Analysis of plant growth showed that cgf1–2;cgf2 was significantly reduced in plant height (Fig. 4c, f), rosette diameter (Fig. 4d, f), and fresh weight (Fig. 4e). Interestingly, two heterozygous double mutants cgf1–1;cgf2/+ and cgf1–1/+;cgf2 were also defective in growth (Fig. 4c-f), similar to that of cgf1–2;cgf2, indicating haploinsufficiency. Introducing a genomic CGF2 fragment complemented the growth defects of cgf1–2;cgf2 (Fig. 4c-f) whereas downregulating CGF1 in cgf2 mimicked the growth defects of cgf1–2;cgf2 (Figure S4), both supporting a key role of CGFs in plant growth.
CGFs play roles in female gametogenesis and embryogenesis
By silique analysis, we observed the presence of wrinkled, white ovules in developing siliques of cgf1–1;cgf2/+, cgf1–1/+;cgf2, and cgf1–2;cgf2 (Fig. 5a-h). Wrinkled, white ovules are usually consequences of failed fertilization [17, 18]. To determine whether this was the case, we examined mature ovules by confocal laser scanning microscopy (CLSM). Optical sections of wild-type ovules showed a well-patterned embryo sac with a central vacuole, central cell nucleus, egg cell nucleus, and synergid nuclei surrounded by integument cells (Fig. 5i). By contrast, a portion of ovules from cgf1–1;cgf2/+, cgf1–1/+;cgf2, and cgf1–2;cgf2 did not contain embryo sac structure although integuments seemed normal (Fig. 5j-l). The defective embryo sac structure in cgf1–1;cgf2/+, cgf1–1/+;cgf2, and cgf1–2;cgf2 would have caused the reduced fertility. Indeed, pollen from cgf1–1;cgf2/+, cgf1–1/+;cgf2, and cgf1–2;cgf2 showed no difference from that of wild type (Figure S5), supporting that the reduced fertility was from the female rather than male side.
In addition to defective ovule development, the homozygous double mutant cgf1–2;cgf2 contained some brownish seeds in its developing siliques (Fig. 5g). To determine the cause of seed abortion in cgf1–2;cgf2, we examined developing embryos during time course by whole-mount clearing assays. Embryos in wild type develop from early globular stage to the bend cotyledon stage from 3 days after fertilization (DAF) to 10 DAF (Fig. 5m), as reported . Embryos in the siliques of cgf1–2;cgf2 were comparable to those of wild type before the globular stage (Fig. 5n). However, a few stayed at the globular stage even when wild-type embryos develop to form embryonic cotyledons (Fig. 5m-n). These results suggested that CGF1 and CGF2 play roles in ovule development and embryogenesis to mediate fertility.

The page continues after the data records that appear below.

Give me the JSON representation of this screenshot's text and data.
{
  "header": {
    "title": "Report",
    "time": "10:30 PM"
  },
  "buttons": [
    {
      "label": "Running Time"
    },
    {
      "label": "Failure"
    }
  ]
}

CGF1 and CGF2 mediate leaf development
Both the homozygous cgf1–2;cgf2 and the haploinsufficient mutants cgf1–1/+;cgf2 and cgf1–1;cgf2/+ are compromised in leaf morphology (Fig. 4). To gain a better understanding of the physiological role of CGF1 and CGF2, we analyzed leaf development in details. Leaves of the three double mutants were smaller (Figure S6). Large yellow patches appeared on the leaves of the three double mutants but not on those of single mutants (Fig. 6a). Trypan blue staining indicated that these yellow patches were areas of cell death (Fig. 6b). Cross-section and transmission electron micrographs (TEM) of leaves showed a significant reduction in leaf thickness and palisade cell size (Fig. 6c, Figure S6). A substantial portion of mesophyll cells, especially the palisade and spongy layers, showed cell death in the three double mutants but not in wild type or single mutants (Fig. 6d). Observation with differential interference contrast (DIC) microscopy on cleared leaves showed that pavement cell size was significantly reduced in the three double mutants in comparison to that of wild type or single mutants (Fig. 6e, Figure S6). These results demonstrated a key role of CGF1 and CGF2 in leaf development.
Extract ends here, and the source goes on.